Analysis of muscle markers in Srf^flex1/flex1/Myo-Cre mice. RNA was isolated from hindlimb muscles of WT and Srf^flex1/flex1/Myo-Cre (KO) mice at birth and analyzed by semiquantitative RT-PCR for the indicated transcripts. Samples from two animals of each genotype are shown.

Fig. 4.

Deletion of Srf with a MCK-Cre transgene. (A) WT and Srf^flex1/flex1/MCK-Cre (KO) mice at P3 are shown. The mutant is severely runted. (B) PCR of genomic DNA from mice of the indicated genotypes. Primers L and R yield a product of 1,340 bp with the floxed Srf^flex1 allele and 380 bp with the deleted Srf^lx allele, generated in the presence of the MCK-Cre transgene. (C) Histological sections of representative muscle groups of WT and Srf^flex1/flex1/MCK-Cre mice were stained with H&E. The cross-sectional area of the muscle fibers in the mutant is smaller than that of WT. (Bar: 20 μm.) (D) RNA was isolated from hindlimb muscles of WT and Srf^flex1/flex1/MCK-Cre (KO) mice at P3 and analyzed by semiquantitative RT-PCR for the indicated transcripts.

Fig. 5.

Skeletal muscle abnormalities resulting from expression of dnMRTF-A. (A) Western blot analysis of skeletal muscle from MCK-dnMRTF-A transgenic mice.
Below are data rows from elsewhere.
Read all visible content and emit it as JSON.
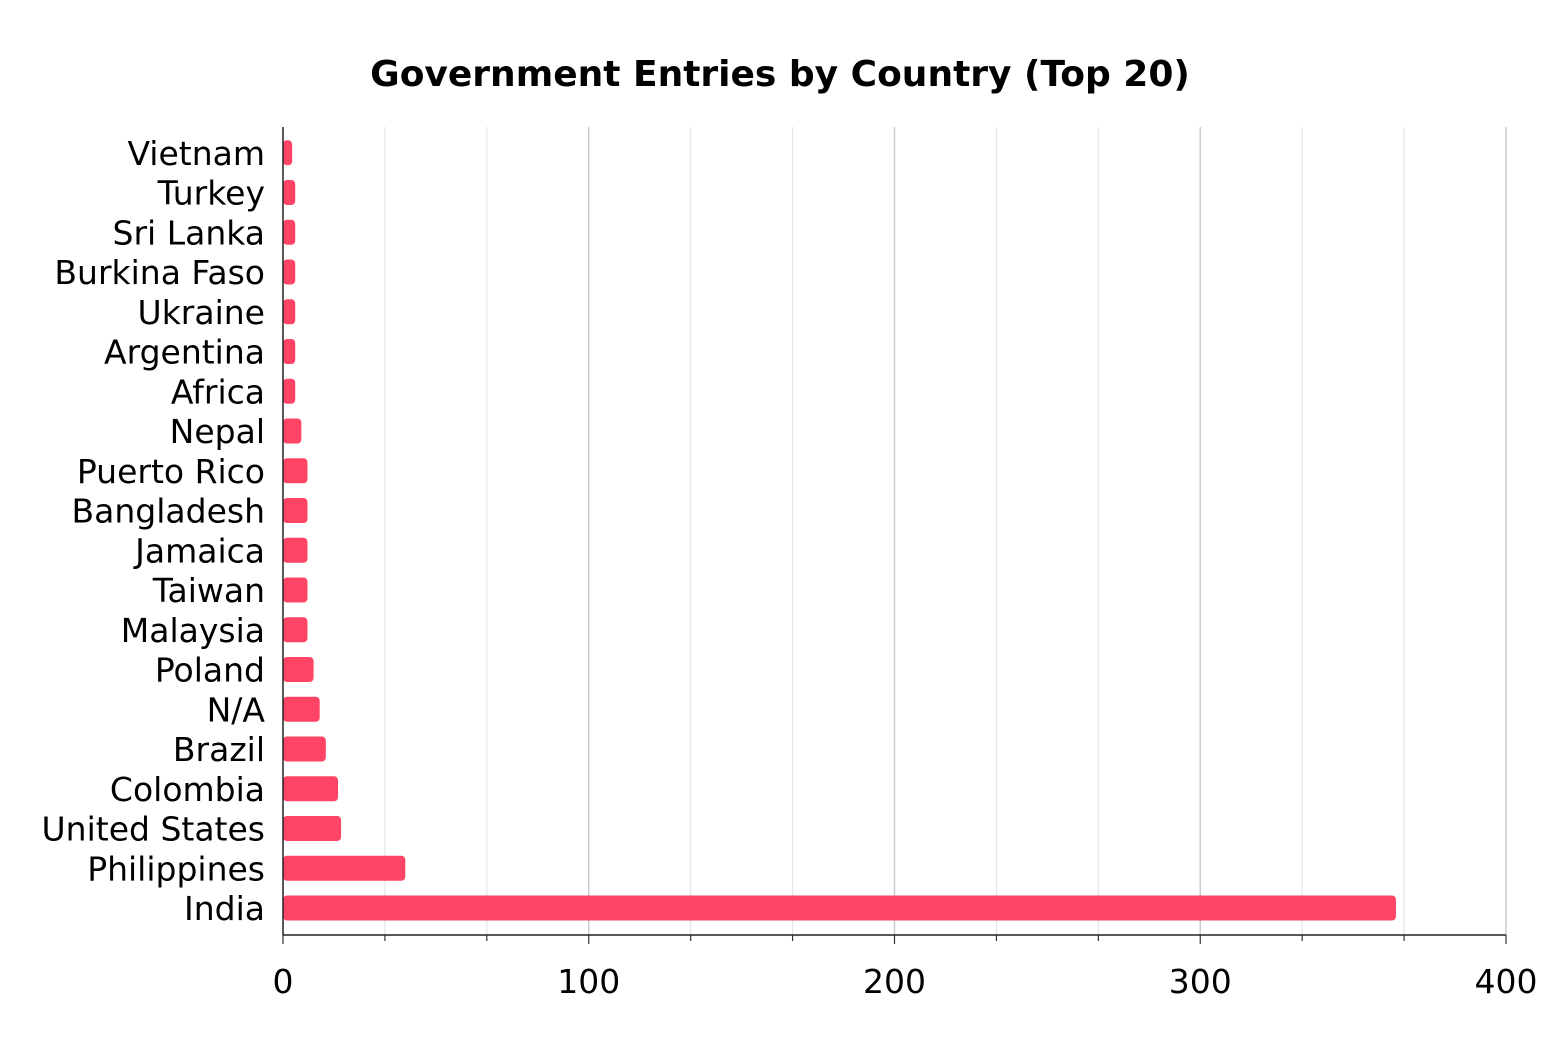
{
  "chart_data": {
    "type": "bar",
    "orientation": "horizontal",
    "title": "Government Entries by Country (Top 20)",
    "xlabel": "",
    "ylabel": "",
    "xlim": [
      0,
      400
    ],
    "x_ticks": [
      0,
      100,
      200,
      300,
      400
    ],
    "x_tick_labels": [
      "0",
      "100",
      "200",
      "300",
      "400"
    ],
    "grid": "vertical",
    "legend": "none",
    "bar_color": "#ff4466",
    "categories": [
      "India",
      "Philippines",
      "United States",
      "Colombia",
      "Brazil",
      "N/A",
      "Poland",
      "Malaysia",
      "Taiwan",
      "Jamaica",
      "Bangladesh",
      "Puerto Rico",
      "Nepal",
      "Africa",
      "Argentina",
      "Ukraine",
      "Burkina Faso",
      "Sri Lanka",
      "Turkey",
      "Vietnam"
    ],
    "values": [
      364,
      40,
      19,
      18,
      14,
      12,
      10,
      8,
      8,
      8,
      8,
      8,
      6,
      4,
      4,
      4,
      4,
      4,
      4,
      3
    ]
  }
}
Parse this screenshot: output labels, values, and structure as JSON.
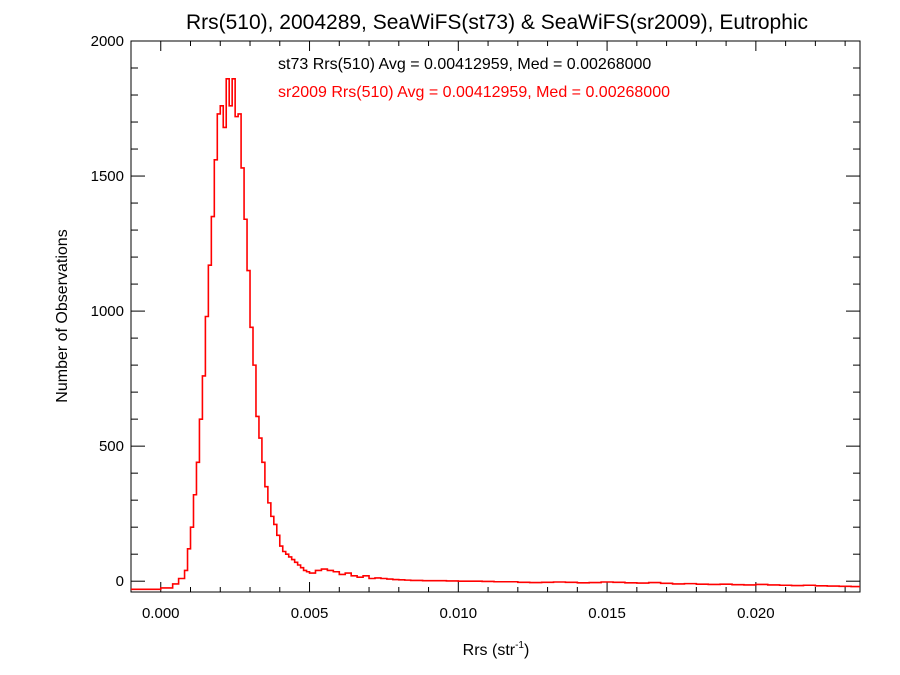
{
  "chart_data": {
    "type": "line",
    "step": true,
    "title": "Rrs(510), 2004289, SeaWiFS(st73) & SeaWiFS(sr2009), Eutrophic",
    "xlabel": {
      "base": "Rrs (str",
      "sup": "-1",
      "close": ")"
    },
    "ylabel": "Number of Observations",
    "xlim": [
      -0.001,
      0.0235
    ],
    "ylim": [
      -40,
      2000
    ],
    "xticks": [
      0.0,
      0.005,
      0.01,
      0.015,
      0.02
    ],
    "xtick_labels": [
      "0.000",
      "0.005",
      "0.010",
      "0.015",
      "0.020"
    ],
    "yticks": [
      0,
      500,
      1000,
      1500,
      2000
    ],
    "ytick_labels": [
      "0",
      "500",
      "1000",
      "1500",
      "2000"
    ],
    "grid": false,
    "annotations": [
      {
        "text": "st73 Rrs(510) Avg = 0.00412959, Med = 0.00268000",
        "color": "#000000"
      },
      {
        "text": "sr2009 Rrs(510) Avg = 0.00412959, Med = 0.00268000",
        "color": "#ff0000"
      }
    ],
    "series": [
      {
        "color": "#ff0000",
        "x": [
          -0.001,
          0.0,
          0.0004,
          0.0006,
          0.0008,
          0.0009,
          0.001,
          0.0011,
          0.0012,
          0.0013,
          0.0014,
          0.0015,
          0.0016,
          0.0017,
          0.0018,
          0.0019,
          0.002,
          0.0021,
          0.0022,
          0.0023,
          0.0024,
          0.0025,
          0.0026,
          0.0027,
          0.0028,
          0.0029,
          0.003,
          0.0031,
          0.0032,
          0.0033,
          0.0034,
          0.0035,
          0.0036,
          0.0037,
          0.0038,
          0.0039,
          0.004,
          0.0041,
          0.0042,
          0.0043,
          0.0044,
          0.0045,
          0.0046,
          0.0047,
          0.0048,
          0.0049,
          0.005,
          0.0052,
          0.0054,
          0.0056,
          0.0058,
          0.006,
          0.0062,
          0.0064,
          0.0066,
          0.0068,
          0.007,
          0.0072,
          0.0074,
          0.0076,
          0.0078,
          0.008,
          0.0082,
          0.0084,
          0.0086,
          0.0088,
          0.009,
          0.0093,
          0.0096,
          0.01,
          0.0104,
          0.0108,
          0.0112,
          0.0116,
          0.012,
          0.0124,
          0.0128,
          0.0132,
          0.0136,
          0.014,
          0.0144,
          0.0148,
          0.0152,
          0.0156,
          0.016,
          0.0164,
          0.0168,
          0.0172,
          0.0176,
          0.018,
          0.0184,
          0.0188,
          0.0192,
          0.0196,
          0.02,
          0.0204,
          0.0208,
          0.0212,
          0.0216,
          0.022,
          0.0224,
          0.0228,
          0.0232
        ],
        "y": [
          -30,
          -25,
          -10,
          10,
          40,
          120,
          200,
          320,
          440,
          600,
          760,
          980,
          1170,
          1350,
          1560,
          1730,
          1760,
          1680,
          1860,
          1760,
          1860,
          1720,
          1730,
          1530,
          1340,
          1150,
          940,
          800,
          610,
          530,
          440,
          350,
          290,
          240,
          210,
          170,
          130,
          110,
          100,
          90,
          80,
          70,
          60,
          50,
          40,
          35,
          30,
          40,
          45,
          40,
          35,
          25,
          30,
          20,
          15,
          20,
          10,
          12,
          10,
          8,
          6,
          5,
          4,
          3,
          3,
          2,
          2,
          2,
          1,
          0,
          0,
          -1,
          -2,
          -2,
          -4,
          -5,
          -4,
          -3,
          -4,
          -6,
          -5,
          -3,
          -4,
          -6,
          -7,
          -5,
          -8,
          -10,
          -9,
          -11,
          -12,
          -11,
          -13,
          -14,
          -12,
          -14,
          -15,
          -16,
          -15,
          -17,
          -18,
          -19,
          -20
        ]
      }
    ]
  }
}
Extracts from skeletal muscle of WT and MCK-dnMRTF-A transgenic mice were analyzed by Western blot with anti-FLAG antibody to detect FLAG-tagged dnMRTF-A. Two transgenic lines are shown. (B) Hindlimb muscles of WT and MCK-dnMRTF-A transgenic (line 1) mice at 4 weeks of age are shown. The transgenic animal shows severe skeletal myopathy. (C) Histological sections of hindlimb muscles of WT and MCK-dnMRTF-A transgenic mice at 4 weeks of age were stained with H&E. The muscle fibers in the transgenic animals are thinner than those of WT. Transgenic line 1 shows the most severe phenotype with extensive fibrosis and centrally located nuclei. (Bar: 20 μm.) (D) RNA was isolated from hindlimb muscles of WT and MCK-dnMRTF-A transgenic (Tg) mice line 1 at 4 weeks of age and analyzed by semiquantitative RT-PCR for the indicated transcripts.